Jews throughout Israel and the Diaspora are not the only ones getting ready for the Passover holiday, which begins Friday.
At the Ramat Gan Safari park, near Tel Aviv, apes, elephants, lemurs and other residents are already enjoying the flat unleavened bread — matzah — which is eaten instead of bread during the eight-day festival.
Passover marks the exodus of the Israelites from ancient Egypt which, according to the Bible, unfolded so quickly that the Jews had no time to let their bread rise.
Religious law mandates that leavened food should not be consumed during the celebration, which starts Friday evening — hence the practice of giving animals matzah rather than bread.
For the same reason, animals out in the fields will be fed a kosher for Passover mix of corn and beans that will be stored separately from their usual food.
Safari staff emphasize that matzah is given only as a supplement to the animals’ main diet of fruit and vegetables. Outside of Passover, keepers provide bread in the mornings to check that the animals are eating normally and not displaying any signs of illness.

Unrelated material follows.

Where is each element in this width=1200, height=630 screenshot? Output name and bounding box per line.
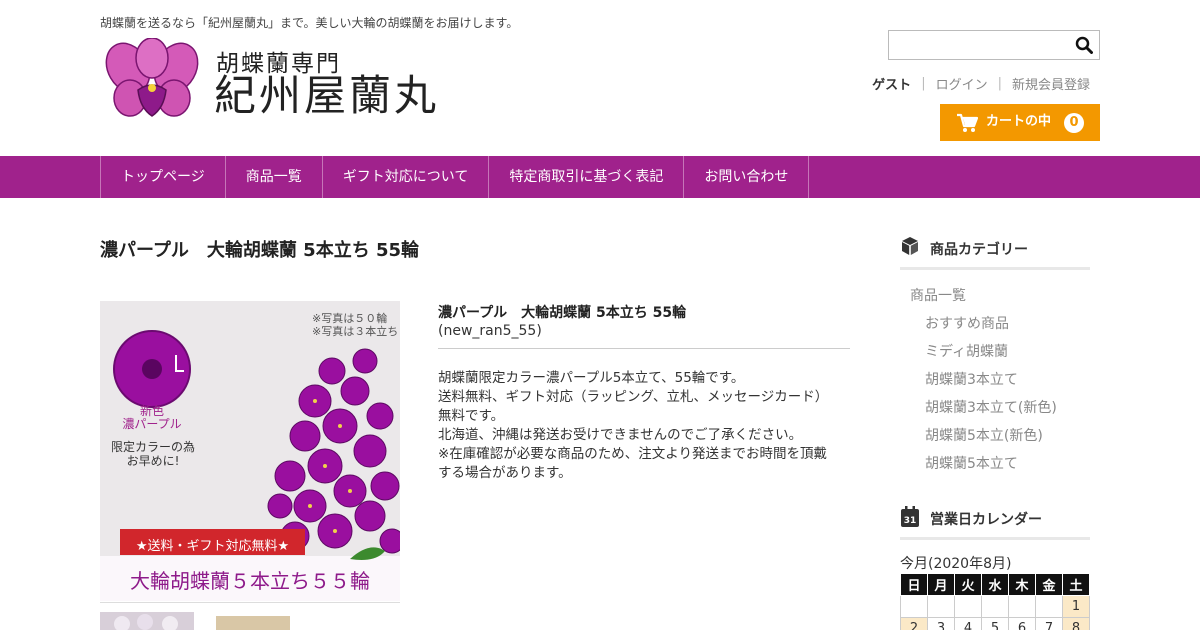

And just as Jewish families are busy scrubbing down their homes to ensure that no leavened food — chametz — remains, safari staff are carrying out their annual spring cleaning of the animal enclosures.
Passover originated as a spring agricultural festival celebrating the readiness of the barley. The country is carpeted in greenery and wildflowers at this time and at the safari, as in nature, many animals are giving birth.
In expectation of large crowds during the holiday, the safari is asking the public not to feed the animals as this can cause sickness, obesity, and food fights which can lead to injury.